Intratubular crystallization of calcium oxalate in the presence of membrane vesicles: An in vitro study

Since urine spends only a few minutes in the renal tubules and has a low supersaturation with respect to calcium oxalate (CaOx), nucleation of CaOx crystals in the kidneys is most probably heterogeneous. We have proposed that membranes of cellular degradation products are the main substrate for crystal nucleation. The purpose of our study was to determine the site of membrane-mediated crystal nucleation within the renal tubules and the required lag time, factors that determine whether crystallization results in crystalluria or nephrolithiasis. Nucleation of CaOx was allowed to occur in five different artificial urine solutions with ionic concentrations simulating urine in proximal tubules (PTs), descending (DLH) and ascending (ALH) limbs of the loop of Henle, distal tubules (DTs), and collecting ducts (CDs).
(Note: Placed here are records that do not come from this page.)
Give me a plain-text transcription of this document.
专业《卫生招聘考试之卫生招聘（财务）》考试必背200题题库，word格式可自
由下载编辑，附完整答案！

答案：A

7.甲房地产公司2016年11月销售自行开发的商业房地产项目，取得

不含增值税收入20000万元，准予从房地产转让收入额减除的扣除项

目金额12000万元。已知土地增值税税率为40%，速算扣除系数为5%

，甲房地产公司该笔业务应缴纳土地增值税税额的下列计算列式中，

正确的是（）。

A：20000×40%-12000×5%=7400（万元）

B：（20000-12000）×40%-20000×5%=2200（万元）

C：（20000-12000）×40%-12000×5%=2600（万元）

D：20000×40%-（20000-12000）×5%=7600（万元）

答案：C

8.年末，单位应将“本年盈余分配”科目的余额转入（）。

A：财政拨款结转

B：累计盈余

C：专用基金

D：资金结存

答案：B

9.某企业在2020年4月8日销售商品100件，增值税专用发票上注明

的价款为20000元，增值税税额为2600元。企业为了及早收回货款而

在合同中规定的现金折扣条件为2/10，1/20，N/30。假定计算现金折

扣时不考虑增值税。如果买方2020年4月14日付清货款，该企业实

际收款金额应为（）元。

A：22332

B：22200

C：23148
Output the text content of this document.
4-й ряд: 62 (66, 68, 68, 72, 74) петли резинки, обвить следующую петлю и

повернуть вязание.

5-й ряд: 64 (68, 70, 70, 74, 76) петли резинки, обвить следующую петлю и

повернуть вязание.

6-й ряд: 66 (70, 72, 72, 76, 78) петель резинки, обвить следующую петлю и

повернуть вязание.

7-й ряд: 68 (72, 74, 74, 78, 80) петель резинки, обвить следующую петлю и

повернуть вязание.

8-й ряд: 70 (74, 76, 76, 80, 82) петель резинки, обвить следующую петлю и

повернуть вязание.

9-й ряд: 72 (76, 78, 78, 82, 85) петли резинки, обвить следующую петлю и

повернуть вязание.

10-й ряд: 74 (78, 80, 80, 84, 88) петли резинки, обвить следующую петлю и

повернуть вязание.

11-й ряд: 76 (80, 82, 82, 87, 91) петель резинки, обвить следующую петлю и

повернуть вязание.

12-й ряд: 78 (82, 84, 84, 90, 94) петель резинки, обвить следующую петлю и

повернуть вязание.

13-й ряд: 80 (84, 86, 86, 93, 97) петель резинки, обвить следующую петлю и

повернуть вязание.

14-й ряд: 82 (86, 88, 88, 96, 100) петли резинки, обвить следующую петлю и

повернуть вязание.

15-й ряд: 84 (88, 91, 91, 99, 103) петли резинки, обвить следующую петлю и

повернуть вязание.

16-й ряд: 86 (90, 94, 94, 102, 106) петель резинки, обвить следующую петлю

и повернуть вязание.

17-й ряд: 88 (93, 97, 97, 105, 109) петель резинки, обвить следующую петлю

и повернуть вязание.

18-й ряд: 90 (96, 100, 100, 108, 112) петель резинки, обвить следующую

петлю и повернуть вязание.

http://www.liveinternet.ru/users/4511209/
A constant composition crystallization system was used. Experiments were run for two hours with or without the renal tubular brush border membrane (BBM) vesicles. The addition of BBM significantly reduced the nucleation lag time and increased the rate of crystallization. The average nucleation lag time decreased from 84.6 +/- 43.4 minutes to 24.5 +/- 19 minutes in PTs, from 143.6 +/- 29 to 70.2 +/- 53.4 minutes in DLH, from 17.6 +/- 8.6 minutes to 0.625 +/- 0.65 minutes in DTs and from 9.54 +/- 3. 03 minutes to 0.625 +/- 0.65 minutes in CDs. There was no nucleation in the ALH solution without BBM for two hours. CaOx dihydrate (COD) was common in most solutions. Calcium phosphate (CaP) also nucleated in the DLH and CD solutions. In the absence of membrane vesicles, there was no crystallization in any of the solutions within the time urine spends in the renal tubules. As a result, homogeneous nucleation of crystals anywhere within the nephron appears unlikely. However, BBM-supported nucleation is possible in the DTs as well as CDs. A high crystallization rate in CDs would promote rapid crystal growth and aggregation, resulting in crystal retention within the kidneys and development of nephrolithiasis.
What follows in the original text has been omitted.